Police first began using mountain bikes in Seattle to combat the gridlock of a downtown construction project. They soon learned that the bikes brought them quickly and easily to places they never dreamed of policing in their squad cars. As a result, arrests went up and crime went down. Those with a penchant for committing crimes found it more difficult to find places the police couldn’t or wouldn’t go. In addition, the bike officers reported a greatly enhanced ability to interact with the public in a way never possible while patrolling in a car. Positive contacts increased exponentially, and the reaction to the bike officers was welcoming.

Photo Gallery: Where to Deploy Bike Patrols

The effectiveness of police and security using mountain bikes was proven beyond question. City police and college campus public safety departments soon replaced foot beats with bike patrols. Others added bikes to the back of police cars to combine alternative patrol and response methods to the conventional ones. In most instances, bike patrol led to almost instant success.

Bike Patrols Encourage Safe Cycling

In an environment with a significant cycling population, putting police/security on bikes places officers in the midst of the community’s primary mode of transportation. Trained officers encourage safe cycling behavior by setting a positive example. They also enforce cycling laws and ordinances, increasing safety for all roadway and campus facility users. Traffic in and around campus areas is historically dangerous for cyclists, pedestrians and motorists alike. Bike officers who ride correctly and enforce laws both targeting and protecting cyclists have an impact on overall traffic safety on and around the campus.

In pedestrian zones, which are present on practically all college campuses, patrol cars are impractical for all but the most serious calls. Mountain bikes enable trained officers to quickly and easily reach most areas, including tunnels, skyways and even inside buildings where motor vehicles could never reach. As a result, response times are significantly reduced. 

Most campuses have hidden or out-of-the-way places, like alleys and trails, which enable troublemakers because police/security in patrol cars can’t easily reach them. Mountain bikes make access easy, even if they have to be carried or pushed a short distance. Trouble will have to find another place take root.

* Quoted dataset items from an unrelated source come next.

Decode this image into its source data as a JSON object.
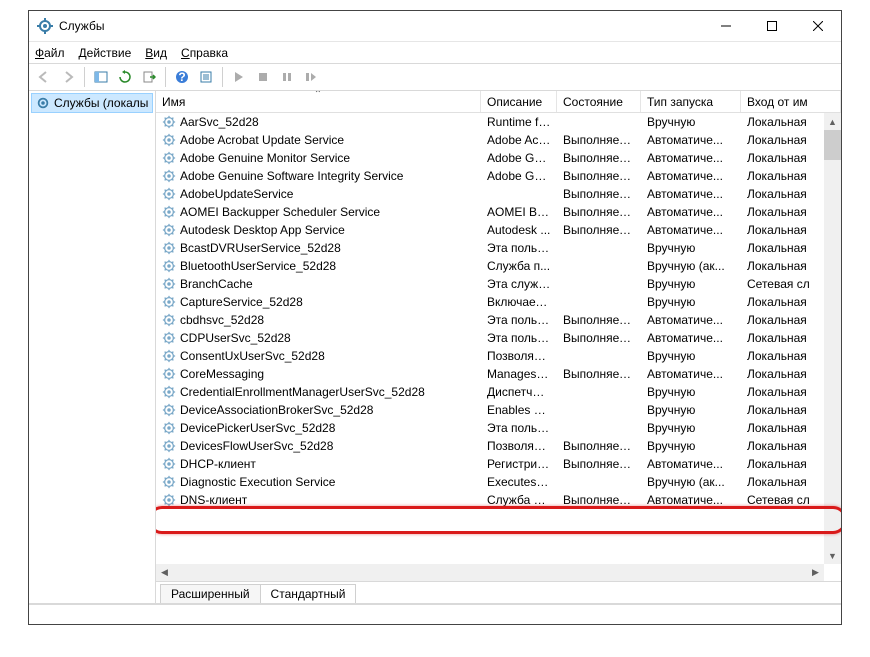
{
  "window": {
    "title": "Службы"
  },
  "menu": {
    "file": "Файл",
    "action": "Действие",
    "view": "Вид",
    "help": "Справка"
  },
  "tree": {
    "root": "Службы (локалы"
  },
  "columns": {
    "name": "Имя",
    "desc": "Описание",
    "state": "Состояние",
    "startup": "Тип запуска",
    "logon": "Вход от им"
  },
  "tabs": {
    "extended": "Расширенный",
    "standard": "Стандартный"
  },
  "rows": [
    {
      "name": "AarSvc_52d28",
      "desc": "Runtime fo...",
      "state": "",
      "startup": "Вручную",
      "logon": "Локальная"
    },
    {
      "name": "Adobe Acrobat Update Service",
      "desc": "Adobe Acr...",
      "state": "Выполняется",
      "startup": "Автоматиче...",
      "logon": "Локальная"
    },
    {
      "name": "Adobe Genuine Monitor Service",
      "desc": "Adobe Gen...",
      "state": "Выполняется",
      "startup": "Автоматиче...",
      "logon": "Локальная"
    },
    {
      "name": "Adobe Genuine Software Integrity Service",
      "desc": "Adobe Gen...",
      "state": "Выполняется",
      "startup": "Автоматиче...",
      "logon": "Локальная"
    },
    {
      "name": "AdobeUpdateService",
      "desc": "",
      "state": "Выполняется",
      "startup": "Автоматиче...",
      "logon": "Локальная"
    },
    {
      "name": "AOMEI Backupper Scheduler Service",
      "desc": "AOMEI Bac...",
      "state": "Выполняется",
      "startup": "Автоматиче...",
      "logon": "Локальная"
    },
    {
      "name": "Autodesk Desktop App Service",
      "desc": "Autodesk ...",
      "state": "Выполняется",
      "startup": "Автоматиче...",
      "logon": "Локальная"
    },
    {
      "name": "BcastDVRUserService_52d28",
      "desc": "Эта польз...",
      "state": "",
      "startup": "Вручную",
      "logon": "Локальная"
    },
    {
      "name": "BluetoothUserService_52d28",
      "desc": "Служба п...",
      "state": "",
      "startup": "Вручную (ак...",
      "logon": "Локальная"
    },
    {
      "name": "BranchCache",
      "desc": "Эта служб...",
      "state": "",
      "startup": "Вручную",
      "logon": "Сетевая сл"
    },
    {
      "name": "CaptureService_52d28",
      "desc": "Включает ...",
      "state": "",
      "startup": "Вручную",
      "logon": "Локальная"
    },
    {
      "name": "cbdhsvc_52d28",
      "desc": "Эта польз...",
      "state": "Выполняется",
      "startup": "Автоматиче...",
      "logon": "Локальная"
    },
    {
      "name": "CDPUserSvc_52d28",
      "desc": "Эта польз...",
      "state": "Выполняется",
      "startup": "Автоматиче...",
      "logon": "Локальная"
    },
    {
      "name": "ConsentUxUserSvc_52d28",
      "desc": "Позволяет...",
      "state": "",
      "startup": "Вручную",
      "logon": "Локальная"
    },
    {
      "name": "CoreMessaging",
      "desc": "Manages c...",
      "state": "Выполняется",
      "startup": "Автоматиче...",
      "logon": "Локальная"
    },
    {
      "name": "CredentialEnrollmentManagerUserSvc_52d28",
      "desc": "Диспетчер...",
      "state": "",
      "startup": "Вручную",
      "logon": "Локальная"
    },
    {
      "name": "DeviceAssociationBrokerSvc_52d28",
      "desc": "Enables ap...",
      "state": "",
      "startup": "Вручную",
      "logon": "Локальная"
    },
    {
      "name": "DevicePickerUserSvc_52d28",
      "desc": "Эта польз...",
      "state": "",
      "startup": "Вручную",
      "logon": "Локальная"
    },
    {
      "name": "DevicesFlowUserSvc_52d28",
      "desc": "Позволяет...",
      "state": "Выполняется",
      "startup": "Вручную",
      "logon": "Локальная"
    },
    {
      "name": "DHCP-клиент",
      "desc": "Регистрир...",
      "state": "Выполняется",
      "startup": "Автоматиче...",
      "logon": "Локальная"
    },
    {
      "name": "Diagnostic Execution Service",
      "desc": "Executes di...",
      "state": "",
      "startup": "Вручную (ак...",
      "logon": "Локальная"
    },
    {
      "name": "DNS-клиент",
      "desc": "Служба D...",
      "state": "Выполняется",
      "startup": "Автоматиче...",
      "logon": "Сетевая сл"
    }
  ],
  "highlight_index": 21
}
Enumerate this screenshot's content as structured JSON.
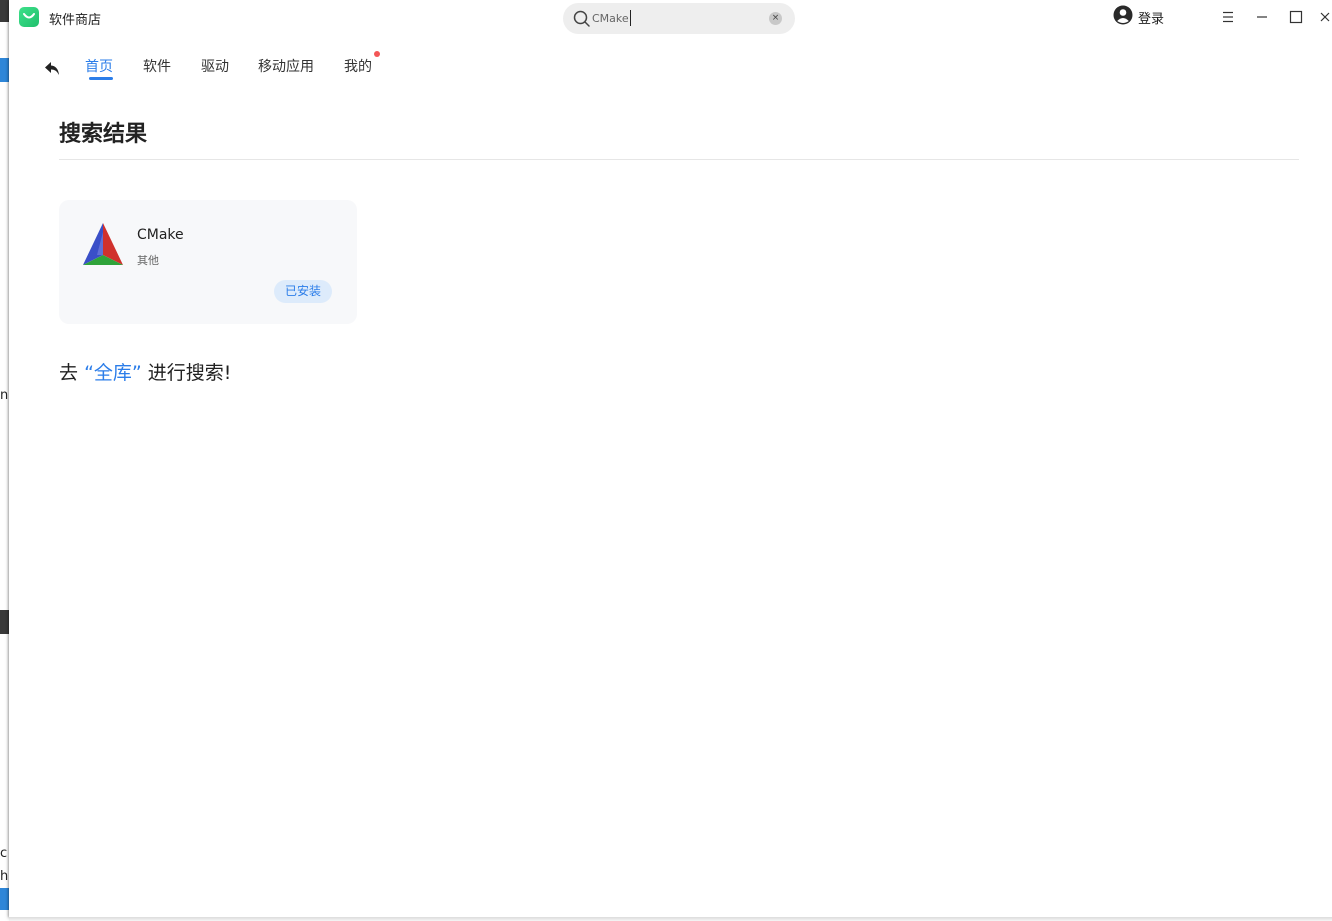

Mountain bikes can be used in less conventional methods of patrol as well.  Plainclothes personnel riding unmarked or disguised bikes can ride or “hang out” in target areas while blending in with the community. Officers are able to observe and survey an area for particular crimes or problems, or wait for particular people. Equipment can be carried in the same sort of backpack seen everywhere on campus. The bike enables the officer to either move in quickly to make an arrest or continue surveillance on the move while summoning uniformed officers.

For campuses embracing the concepts and goals of community policing, bike patrol, used correctly, is one of the most effective tools in the community policing “toolbox.” The increased presence and accessibility of the officers encourages positive contacts and interactions with all members of the campus community. And for those striving for a “greener” environment, police bikes fit the bill. 

Bike officers are also uniquely qualified to combat the growing problem of bike theft. Some campuses, including the University of Wisconsin-Madison, have successfully used GPS-equipped “bait” bikes to target and reduce bicycle thefts. They report arresting nearly 50 people in the first couple years of the program. Using bike officers to provide both surveillance and arrest teams during these initiatives works well.]

BRTs Effectively Control Crowds

Within the past decade, police have discovered yet another effective use for patrol bikes: crowd management at political and sporting events. Called Bicycle Response Teams (BRTs), or “Bert” for short, they have made a noticeable difference in the ability of trouble makers to move about and function unimpeded. While first used primarily at high-profile political events, BRT methods have increasingly been adopted by regional incident response teams and smaller agencies, including campus departments.